Perfect Pecan Pie

In October 2013 my Dad was celebrating his 91st birthday. It was just gonna be us two for the second year since my mom passed. I went all out with steak, baked potato and creamed peas, and one of the few desserts he would still ask for was pecan pie. I used my mom's recipe that was always the best and homemade crust is a big plus. Even though it wasn't his special Angel Millie's cookin' he still smiled for his picture. He was a Presbyterian minister but didn't bat an eye when I joined the Methodist Church. Even took him there for his last communion. Believers are believers.

Perfect Pecan Pie

Prep time 10 min Cook time 55 min

1 unbaked pie shell (homemade is the best and can be really fun, also you get an extra one since you don't need a top)

3 eggs slightly beaten                             
1 c Karo (light or dark corn syrup)          
1 c sugar
2 TB margarine, melted
1 tsp vanilla
1 1/2 c pecan halves

In a large bowl stir first 5 ingredients until well blended. Stir in pecans. Pour into pie shell.

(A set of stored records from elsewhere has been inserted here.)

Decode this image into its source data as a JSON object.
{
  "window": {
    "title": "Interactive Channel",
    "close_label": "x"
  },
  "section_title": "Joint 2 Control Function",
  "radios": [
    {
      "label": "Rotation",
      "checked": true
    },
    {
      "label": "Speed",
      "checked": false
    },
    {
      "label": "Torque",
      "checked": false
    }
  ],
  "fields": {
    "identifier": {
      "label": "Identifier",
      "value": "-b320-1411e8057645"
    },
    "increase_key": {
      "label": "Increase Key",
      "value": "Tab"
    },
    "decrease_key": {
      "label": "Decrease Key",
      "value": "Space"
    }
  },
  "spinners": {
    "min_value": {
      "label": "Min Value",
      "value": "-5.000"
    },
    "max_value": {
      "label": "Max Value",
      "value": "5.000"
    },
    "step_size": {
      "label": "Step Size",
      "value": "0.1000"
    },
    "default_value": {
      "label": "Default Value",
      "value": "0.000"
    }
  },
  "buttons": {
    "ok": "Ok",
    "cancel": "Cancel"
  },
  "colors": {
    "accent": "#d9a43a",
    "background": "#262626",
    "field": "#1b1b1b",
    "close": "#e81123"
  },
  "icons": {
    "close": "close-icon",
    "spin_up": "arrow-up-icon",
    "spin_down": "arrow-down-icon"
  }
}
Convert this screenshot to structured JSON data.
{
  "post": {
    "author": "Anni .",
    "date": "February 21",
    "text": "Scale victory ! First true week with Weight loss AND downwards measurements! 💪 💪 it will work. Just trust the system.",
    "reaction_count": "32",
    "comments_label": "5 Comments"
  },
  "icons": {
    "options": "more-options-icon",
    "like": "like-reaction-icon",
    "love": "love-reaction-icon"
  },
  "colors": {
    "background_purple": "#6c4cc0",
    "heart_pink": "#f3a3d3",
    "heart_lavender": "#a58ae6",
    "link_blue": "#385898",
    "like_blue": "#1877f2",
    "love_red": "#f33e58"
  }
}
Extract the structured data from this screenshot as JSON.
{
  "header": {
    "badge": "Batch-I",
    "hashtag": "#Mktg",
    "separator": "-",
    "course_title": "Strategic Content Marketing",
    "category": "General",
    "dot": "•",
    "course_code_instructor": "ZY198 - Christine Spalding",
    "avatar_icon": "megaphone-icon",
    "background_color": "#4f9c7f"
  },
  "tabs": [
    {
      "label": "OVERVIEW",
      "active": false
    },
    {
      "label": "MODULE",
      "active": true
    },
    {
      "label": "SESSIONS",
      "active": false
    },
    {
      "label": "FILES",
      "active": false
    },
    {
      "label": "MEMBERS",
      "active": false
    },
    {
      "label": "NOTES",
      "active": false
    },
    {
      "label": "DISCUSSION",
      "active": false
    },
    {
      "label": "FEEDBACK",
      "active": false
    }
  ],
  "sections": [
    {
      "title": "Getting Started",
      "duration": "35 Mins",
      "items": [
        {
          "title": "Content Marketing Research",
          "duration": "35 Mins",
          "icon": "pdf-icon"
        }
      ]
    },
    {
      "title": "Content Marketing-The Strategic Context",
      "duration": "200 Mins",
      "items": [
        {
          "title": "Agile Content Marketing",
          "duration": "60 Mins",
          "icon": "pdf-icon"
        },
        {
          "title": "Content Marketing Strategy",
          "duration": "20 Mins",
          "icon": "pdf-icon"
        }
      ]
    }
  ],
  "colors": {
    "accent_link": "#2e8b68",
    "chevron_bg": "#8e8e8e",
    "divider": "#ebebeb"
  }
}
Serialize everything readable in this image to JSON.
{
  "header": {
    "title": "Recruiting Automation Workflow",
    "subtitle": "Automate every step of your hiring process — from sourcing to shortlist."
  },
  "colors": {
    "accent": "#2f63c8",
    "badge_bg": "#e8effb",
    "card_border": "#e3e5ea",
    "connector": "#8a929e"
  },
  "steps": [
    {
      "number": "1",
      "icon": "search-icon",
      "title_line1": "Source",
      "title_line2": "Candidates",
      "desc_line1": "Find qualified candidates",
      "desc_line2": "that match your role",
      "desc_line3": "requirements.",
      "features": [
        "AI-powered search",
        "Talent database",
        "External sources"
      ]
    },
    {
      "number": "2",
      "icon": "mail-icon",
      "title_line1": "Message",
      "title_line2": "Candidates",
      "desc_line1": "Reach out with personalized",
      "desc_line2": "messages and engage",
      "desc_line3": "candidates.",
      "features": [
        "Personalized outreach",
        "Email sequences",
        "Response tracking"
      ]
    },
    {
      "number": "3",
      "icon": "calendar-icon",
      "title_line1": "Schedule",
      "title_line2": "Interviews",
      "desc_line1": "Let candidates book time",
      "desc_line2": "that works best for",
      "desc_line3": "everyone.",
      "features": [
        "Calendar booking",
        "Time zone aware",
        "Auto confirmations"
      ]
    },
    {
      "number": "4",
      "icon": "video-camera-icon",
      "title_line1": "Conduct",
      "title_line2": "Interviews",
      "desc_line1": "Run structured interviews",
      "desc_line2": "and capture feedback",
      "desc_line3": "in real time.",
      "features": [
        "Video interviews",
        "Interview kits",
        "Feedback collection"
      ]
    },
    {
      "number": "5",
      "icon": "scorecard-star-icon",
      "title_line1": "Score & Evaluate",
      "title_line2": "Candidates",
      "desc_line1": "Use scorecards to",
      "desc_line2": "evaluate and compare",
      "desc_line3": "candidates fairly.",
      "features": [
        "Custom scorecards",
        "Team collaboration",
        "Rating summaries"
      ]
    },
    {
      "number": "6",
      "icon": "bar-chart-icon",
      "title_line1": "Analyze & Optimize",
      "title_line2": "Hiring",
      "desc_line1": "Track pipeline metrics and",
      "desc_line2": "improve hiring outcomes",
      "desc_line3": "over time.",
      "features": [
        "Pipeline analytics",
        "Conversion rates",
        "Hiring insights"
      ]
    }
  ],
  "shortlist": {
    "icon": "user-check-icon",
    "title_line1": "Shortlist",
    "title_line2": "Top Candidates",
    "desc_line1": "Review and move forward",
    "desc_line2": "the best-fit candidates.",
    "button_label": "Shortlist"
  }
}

Bake in 350 degree oven 50 to 55 minutes. I start checking at 30 minutes on crust and a ring of foil will prevent burning

At 45 minutes check with butter knife inserted in center of pie. If it comes out clean, it is done. Cool.  Serves 8

Twist for chocolate lovers: melt 4 semi sweet chocolate squares (1 oz each) with butter

Pronunciation Key: Born in KC, Missouri (Missoura). It was Pa kan, later years in Maine Pee Can. I stuck with my accent as a pee can pie just didn't sound nearly so appetizing.